- Kategori
- Kişisel Gelişim
Sorularımızın Asıl Kaynağı Biziz (miyiz) !
sorular
Aklımızdan geçen yada geçme ihtimali olan başlıca soruları ele almakla başlayalım mı (yine soru oldu) ?
Yaşam nedir?
Ne bekliyor ve istiyoruz?
Hayatın bize verdiklerinin ne kadarını yaşayabiliyoruz?
İstediklerimizin ne kadarını yapabiliyoruz?
Gerçekten de istiyor muyuz ?
Hangisi egomuzun istediği, hangisi gerçekten istediğimiz ?
Aşk nedir?
Başarının tam karşılığı nedir?
İyi ve kötü nedir?
Ne kadar kendimize kulak veriyoruz?
Bu kadar soruyla kalmam elbette daha da yazabilirim hayatımızda sormamız gereken sorular bunlarla bitmiyor peki bitmeli mi HAYIR. Sorular farkındalığımızın ve uyanmamızın en temel parçasıdır. Unutmayın her sorunun bir cevabı vardır?Sadece cevabına hazır olup, olmadığımız zamanlarımız vardır…
Bazı gerçekler duymak isteyemiceğimiz hatta kendimize bile dürüstlük sınırlarını zorlayacak boyutta olan türden olabiliyor.
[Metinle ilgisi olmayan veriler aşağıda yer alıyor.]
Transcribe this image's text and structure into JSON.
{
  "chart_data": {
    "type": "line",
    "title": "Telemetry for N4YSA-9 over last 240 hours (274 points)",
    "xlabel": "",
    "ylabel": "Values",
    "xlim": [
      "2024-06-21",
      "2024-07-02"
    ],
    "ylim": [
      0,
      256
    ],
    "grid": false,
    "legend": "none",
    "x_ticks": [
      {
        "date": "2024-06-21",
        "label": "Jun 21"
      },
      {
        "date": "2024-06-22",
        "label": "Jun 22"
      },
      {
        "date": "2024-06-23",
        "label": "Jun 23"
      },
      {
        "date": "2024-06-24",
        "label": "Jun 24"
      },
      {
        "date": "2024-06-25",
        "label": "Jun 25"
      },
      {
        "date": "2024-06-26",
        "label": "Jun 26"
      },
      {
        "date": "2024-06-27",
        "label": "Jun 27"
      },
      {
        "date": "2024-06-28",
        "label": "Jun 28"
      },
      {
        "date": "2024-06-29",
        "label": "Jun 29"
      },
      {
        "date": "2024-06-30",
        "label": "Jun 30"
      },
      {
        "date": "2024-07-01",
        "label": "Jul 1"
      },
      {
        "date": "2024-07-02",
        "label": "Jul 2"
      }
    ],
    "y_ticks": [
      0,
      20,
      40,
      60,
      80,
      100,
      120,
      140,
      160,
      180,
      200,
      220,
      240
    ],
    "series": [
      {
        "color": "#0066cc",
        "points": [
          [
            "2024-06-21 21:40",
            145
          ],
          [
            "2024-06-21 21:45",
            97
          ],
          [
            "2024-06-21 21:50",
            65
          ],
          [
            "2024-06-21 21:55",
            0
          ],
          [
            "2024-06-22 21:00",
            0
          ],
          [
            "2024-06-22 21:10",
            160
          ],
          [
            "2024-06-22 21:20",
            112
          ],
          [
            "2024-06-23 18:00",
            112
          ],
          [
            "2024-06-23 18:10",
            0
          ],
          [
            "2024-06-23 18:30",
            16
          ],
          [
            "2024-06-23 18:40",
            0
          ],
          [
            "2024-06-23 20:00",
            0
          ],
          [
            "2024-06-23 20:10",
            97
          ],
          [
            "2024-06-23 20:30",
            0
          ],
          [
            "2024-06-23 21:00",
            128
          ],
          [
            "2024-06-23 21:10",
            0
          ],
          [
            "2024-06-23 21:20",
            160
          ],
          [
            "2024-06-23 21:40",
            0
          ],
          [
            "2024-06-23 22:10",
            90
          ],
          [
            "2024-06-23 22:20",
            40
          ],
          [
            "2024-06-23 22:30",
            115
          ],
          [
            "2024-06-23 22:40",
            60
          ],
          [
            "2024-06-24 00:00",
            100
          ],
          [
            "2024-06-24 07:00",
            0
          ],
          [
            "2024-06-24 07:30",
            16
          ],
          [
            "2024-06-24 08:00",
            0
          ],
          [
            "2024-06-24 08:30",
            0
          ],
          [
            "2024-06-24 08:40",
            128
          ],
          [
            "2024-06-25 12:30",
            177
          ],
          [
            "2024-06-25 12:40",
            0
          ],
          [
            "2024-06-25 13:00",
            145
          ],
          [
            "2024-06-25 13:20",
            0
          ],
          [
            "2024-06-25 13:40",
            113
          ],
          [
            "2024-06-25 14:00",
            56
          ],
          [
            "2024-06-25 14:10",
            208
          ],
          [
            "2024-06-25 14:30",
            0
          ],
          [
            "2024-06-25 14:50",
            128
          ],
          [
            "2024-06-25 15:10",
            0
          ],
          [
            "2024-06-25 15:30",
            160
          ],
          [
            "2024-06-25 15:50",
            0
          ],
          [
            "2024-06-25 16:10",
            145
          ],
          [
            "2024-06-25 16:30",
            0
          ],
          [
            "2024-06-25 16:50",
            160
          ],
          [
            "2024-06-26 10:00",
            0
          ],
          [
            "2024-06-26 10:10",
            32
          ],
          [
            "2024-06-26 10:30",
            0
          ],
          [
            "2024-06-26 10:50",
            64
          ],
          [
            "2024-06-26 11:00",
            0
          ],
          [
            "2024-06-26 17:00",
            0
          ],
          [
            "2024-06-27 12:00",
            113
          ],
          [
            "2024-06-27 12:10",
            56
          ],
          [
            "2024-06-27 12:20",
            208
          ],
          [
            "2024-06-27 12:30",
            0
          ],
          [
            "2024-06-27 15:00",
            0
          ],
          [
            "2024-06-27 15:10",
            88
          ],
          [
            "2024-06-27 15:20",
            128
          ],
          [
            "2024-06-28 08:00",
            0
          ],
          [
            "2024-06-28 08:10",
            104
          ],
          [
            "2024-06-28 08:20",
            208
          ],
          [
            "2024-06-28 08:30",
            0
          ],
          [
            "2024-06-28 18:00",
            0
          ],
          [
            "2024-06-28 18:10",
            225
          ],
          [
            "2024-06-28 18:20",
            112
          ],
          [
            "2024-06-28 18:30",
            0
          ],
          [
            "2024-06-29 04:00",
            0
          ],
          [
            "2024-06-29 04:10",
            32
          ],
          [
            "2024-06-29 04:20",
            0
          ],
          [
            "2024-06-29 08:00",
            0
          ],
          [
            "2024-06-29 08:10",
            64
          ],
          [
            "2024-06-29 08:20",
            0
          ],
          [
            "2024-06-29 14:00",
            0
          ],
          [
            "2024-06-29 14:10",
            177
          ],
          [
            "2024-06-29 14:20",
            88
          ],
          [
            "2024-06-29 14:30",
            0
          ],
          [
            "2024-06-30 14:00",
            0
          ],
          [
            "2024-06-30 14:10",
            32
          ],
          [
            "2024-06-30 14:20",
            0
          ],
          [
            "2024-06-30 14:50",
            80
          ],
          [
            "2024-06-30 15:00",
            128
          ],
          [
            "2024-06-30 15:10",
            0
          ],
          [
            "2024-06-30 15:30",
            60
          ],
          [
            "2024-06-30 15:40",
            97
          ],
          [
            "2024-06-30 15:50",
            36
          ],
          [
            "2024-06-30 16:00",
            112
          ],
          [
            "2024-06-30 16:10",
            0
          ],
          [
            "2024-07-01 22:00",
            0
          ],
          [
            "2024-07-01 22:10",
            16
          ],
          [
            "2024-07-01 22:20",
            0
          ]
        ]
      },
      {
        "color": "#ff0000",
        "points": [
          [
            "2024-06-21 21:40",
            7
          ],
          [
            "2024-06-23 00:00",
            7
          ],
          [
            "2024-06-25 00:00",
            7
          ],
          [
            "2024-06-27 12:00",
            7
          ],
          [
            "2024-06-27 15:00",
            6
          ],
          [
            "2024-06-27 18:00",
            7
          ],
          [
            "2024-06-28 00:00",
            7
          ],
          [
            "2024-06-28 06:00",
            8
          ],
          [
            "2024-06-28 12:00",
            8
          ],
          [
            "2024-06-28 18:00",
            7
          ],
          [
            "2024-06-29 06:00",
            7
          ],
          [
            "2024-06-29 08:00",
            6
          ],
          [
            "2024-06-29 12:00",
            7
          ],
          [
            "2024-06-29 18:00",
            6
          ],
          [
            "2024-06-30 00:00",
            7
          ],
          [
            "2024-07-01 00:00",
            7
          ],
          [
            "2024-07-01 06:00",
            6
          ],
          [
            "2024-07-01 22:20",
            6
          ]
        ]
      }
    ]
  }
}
Herkesin bildiği bir gerçekle örnek vermem gerekirse; ilahi güç kaldıramıyacağımız dertleri,sorunları bize yaşatmaz hassas tartı ile gücümüz ve sınavımızda denge halindedir. Bu yüzden korkulacak konu ortadan kalkıyor biz bununla da baş edebiliriz.
Soruları sorduk tamam artık cevaptan korkmamak gerektiğini de biliyoruz. Şimdi cevapların sadece zor olmadığı zamanları varsayalım diyelim ki cevap geldi. Bazen yalın, basit cevaplar olabiliyor ama bu bizi tatmin edemiyor nedense illa ki zor, karmaşık olanı daha inandırıcı buluyoruz. Nedeni çoğu zaman egomuzun bizi zorlamaktan keyif almasıdır. Korkmuyoruz ya hani aksine güçlendik, korkusuz olduk evet hiç beklemediğimiz bir şey oldu çok basit bir nedenmiş ve ne kadar kolay oldu diye egomuz bizi hadi ama savaşçı maskeleri boşuna mı taktık savaşmalıyız inanmayalım daha zor bir şey olsun onu da aşmaya çalışalım derken öğrenilmiş çaresizlik ile karşılaşıyoruz. Acılar bizi beslemeye ve onları bırakamama ya başlıyoruz. Acılar bizim nefesimiz oluyor.Işığı,sevgiyi,mutluluğu göz ardı edip unutuyoruz.Öyle ki onlar bizim en yakınımız oluyor ve problemimiz çözülürse boşluğa düşeceğimizi hissedebiliyoruz.
Hayatımızın en zorlu diyaloglarından birini canlandıralım ;
E:Ben daha fazla devam edemeyeceğim ve ayrılmak istiyorum.
K:Nasıl ,neden,niçin (kalbimize batan o garip baskı )hani beni seviyordun!
E:Dürüst olmak gerekirse , inan artık sana karşı bir şeyler hissedemiyor olmamdan dolayı bitsin istiyorum .
K:Hayır asla buna inanmıyorum ,kesin başkası var doğru söyle.
E:Hayır yok demek ki sevgim uzun ömürlü olacak kadar sağlam değilmiş. Neden inanmıyorsun?
İç Ses :Sessizlik dilde ama iç sesimiz felaket senaryoları yazmaya ve en bizim istediğimiz cevabı bulana kadar durmayacaktır.